Tous les dirigeants ont trouvé un ennemi commun, la « véritable raison » de la détérioration sécuritaire dans la région. Aucun d’entre eux n’a trouvé utile, que Dieu nous en préserve, de pointer un doigt accusateur sur le Hamas ou sur la branche nord du Mouvement islamique d’Israël. Et ce, malgré le fait que ces organisations sont clairement responsables de cette escalade de violence et la source du sentiment anti-israélien à Jérusalem et dans les parties arabes de Jérusalem.

Pourquoi le gouvernement israélien insiste-t-il tant pour ignorer la responsabilité du Hamas et se concentre-t-il uniquement sur Abbas ? La première raison est sans doute qu’il est plus facile de critiquer Abbas que de risquer une nouvelle guerre dans la bande de Gaza. Deuxièmement, Israël se prépare à une campagne diplomatique difficile au Conseil de sécurité des Nations unies.

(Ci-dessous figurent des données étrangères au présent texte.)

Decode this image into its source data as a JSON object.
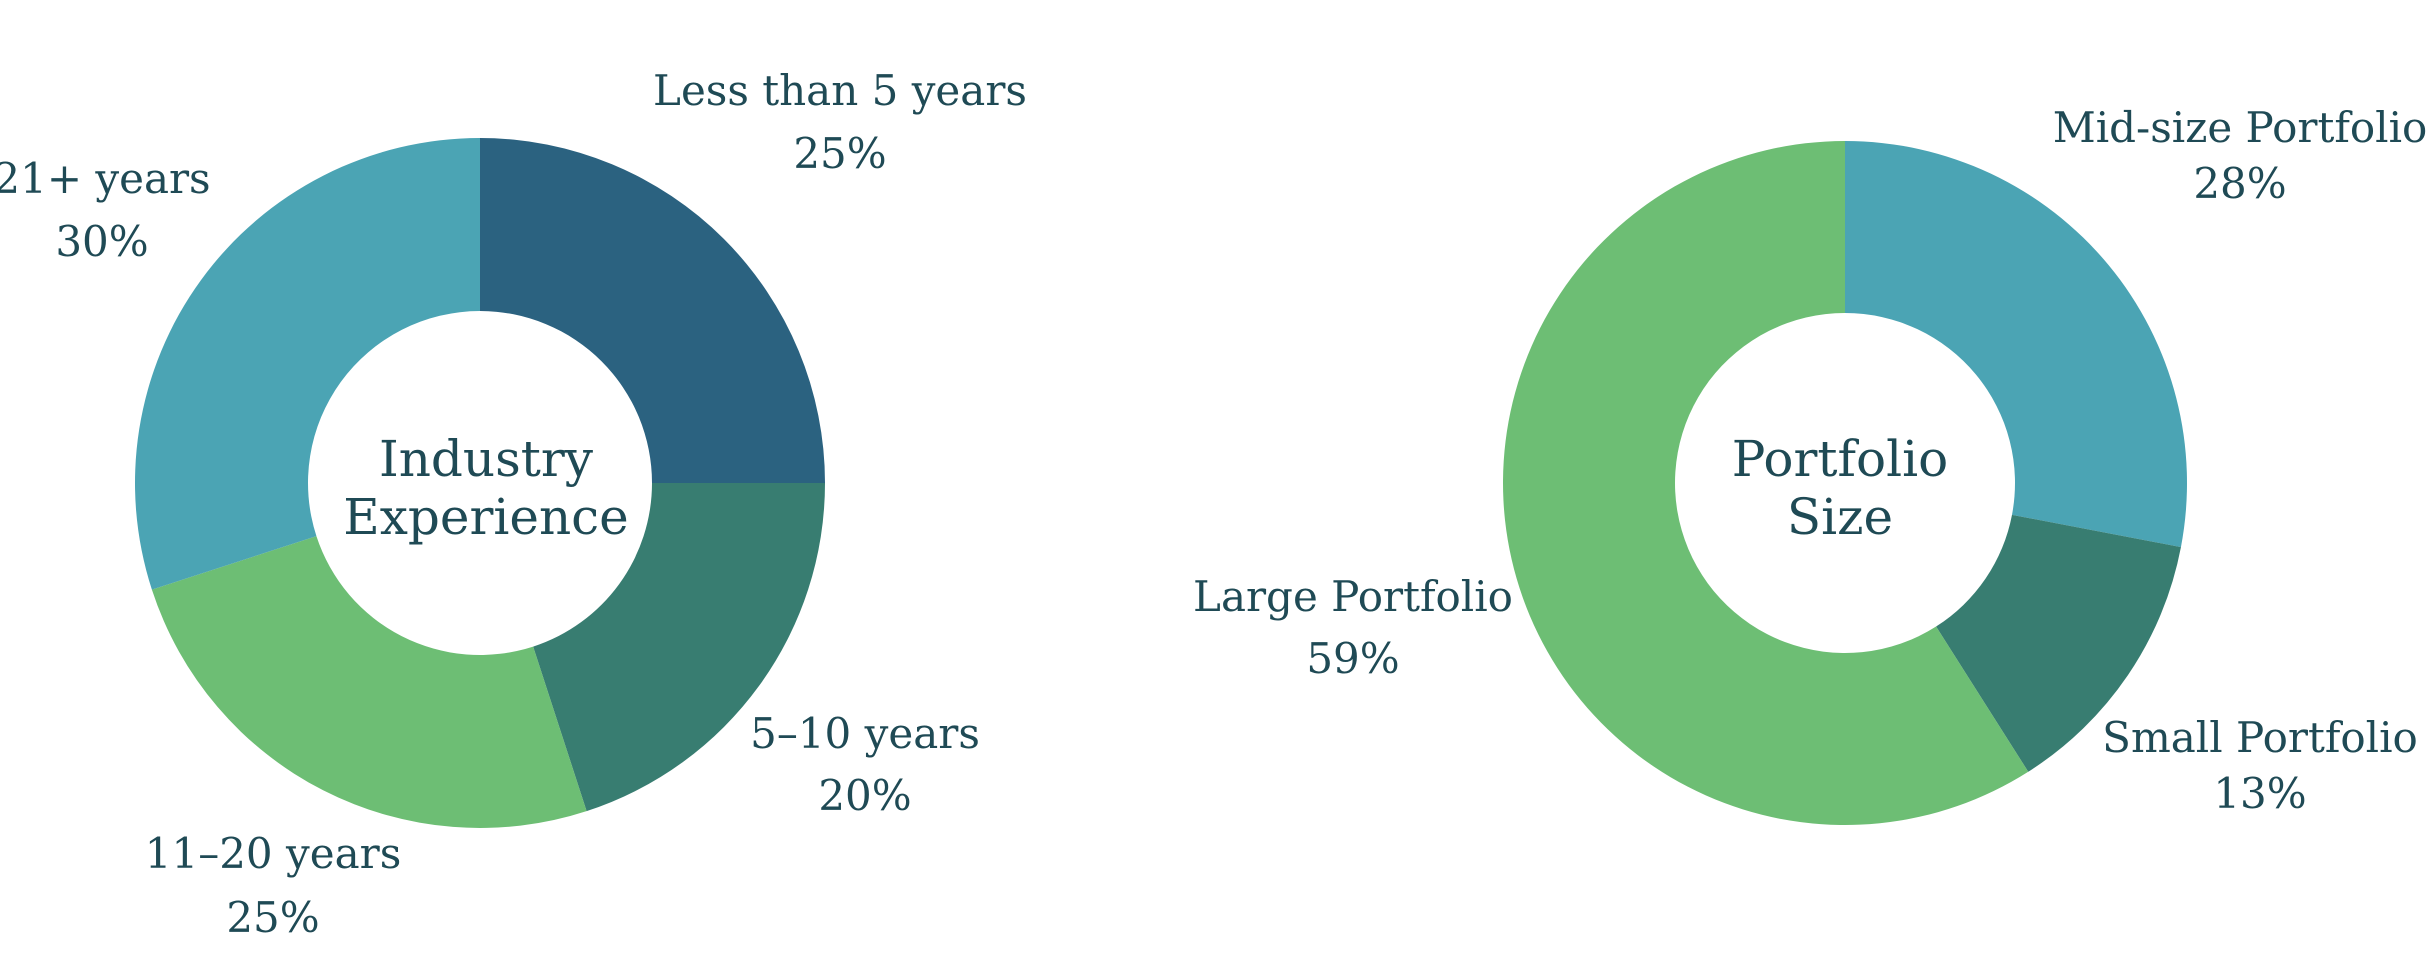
{
  "colors": {
    "text": "#1f4a55",
    "navy": "#2b6280",
    "teal_dark": "#387d71",
    "green": "#6dbe74",
    "teal_light": "#4ba4b4"
  },
  "chart_data": [
    {
      "type": "pie",
      "variant": "donut",
      "center_label": [
        "Industry",
        "Experience"
      ],
      "slices": [
        {
          "name": "Less than 5 years",
          "value": 25,
          "label": "25%",
          "color": "#2b6280"
        },
        {
          "name": "5–10 years",
          "value": 20,
          "label": "20%",
          "color": "#387d71"
        },
        {
          "name": "11–20 years",
          "value": 25,
          "label": "25%",
          "color": "#6dbe74"
        },
        {
          "name": "21+ years",
          "value": 30,
          "label": "30%",
          "color": "#4ba4b4"
        }
      ]
    },
    {
      "type": "pie",
      "variant": "donut",
      "center_label": [
        "Portfolio",
        "Size"
      ],
      "slices": [
        {
          "name": "Mid-size Portfolio",
          "value": 28,
          "label": "28%",
          "color": "#4ba4b4"
        },
        {
          "name": "Small Portfolio",
          "value": 13,
          "label": "13%",
          "color": "#387d71"
        },
        {
          "name": "Large Portfolio",
          "value": 59,
          "label": "59%",
          "color": "#6dbe74"
        }
      ]
    }
  ]
}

L’Autorité palestinienne devrait se tourner vers le Conseil de sécurité dans les deux semaines qui arrivent, et demander la reconnaissance de l’Etat palestinien au Conseil dans les lignes de 1967. Les Palestiniens s’attendent à ce que la majorité des pays membres du Conseil de sécurité appuient leur requête.

Ils sont pourtant conscients que le gouvernement américain peut opposer son droit de veto sur la motion. Mais, si les Américains suivent cette démarche, Ramallah prévoit de se tourner vers l’Assemblée générale des Nations unies ainsi que vers de nombreuses autres organisations internationales, y compris la Cour pénale internationale.

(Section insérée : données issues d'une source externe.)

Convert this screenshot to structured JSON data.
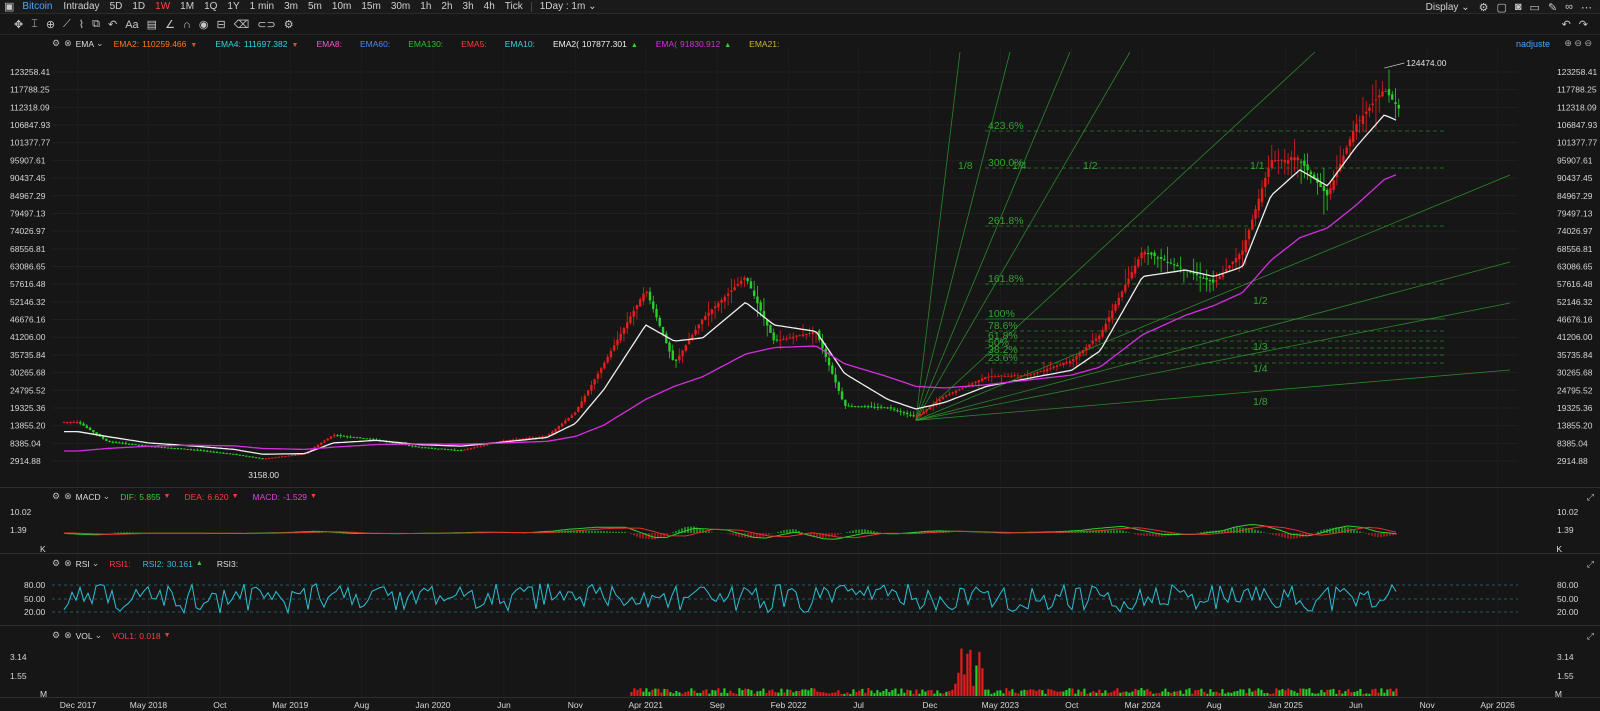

De telles initiatives diplomatiques ont conduit les responsables de la Muqata à se préparer à des mesures punitives de l’administration de Washington et du gouvernement israélien.

« Nous allons mettre fin à toute coopération sécuritaire [en Cisjordanie] », menace un assistant haut placé d’Abbas lors d’un entretien avec le Times of Israel.

« Certes, nous considérons la coopération sécuritaire [avec Israël] comme un intérêt palestinien. Elle nous sert aussi, pas uniquement vous » précise-t-il. « Mais si l’horizon politique est complètement bloqué, si Israël nous impose des sanctions, nous ne maintiendrons pas la coopération sécuritaire qui répond principalement à vos besoins ».

Le responsable palestinien a souligné toutefois, qu’ « en attendant, la coopération sécuritaire ne sera pas rompue. Abbas a donné des instructions explicites », révèle-t-il. « Toute personne qui tire, ne serait-ce qu’une seule balle, toute personne qui tente d’allumer l’incendie d’une Intifada, doit être immédiatement arrêtée ».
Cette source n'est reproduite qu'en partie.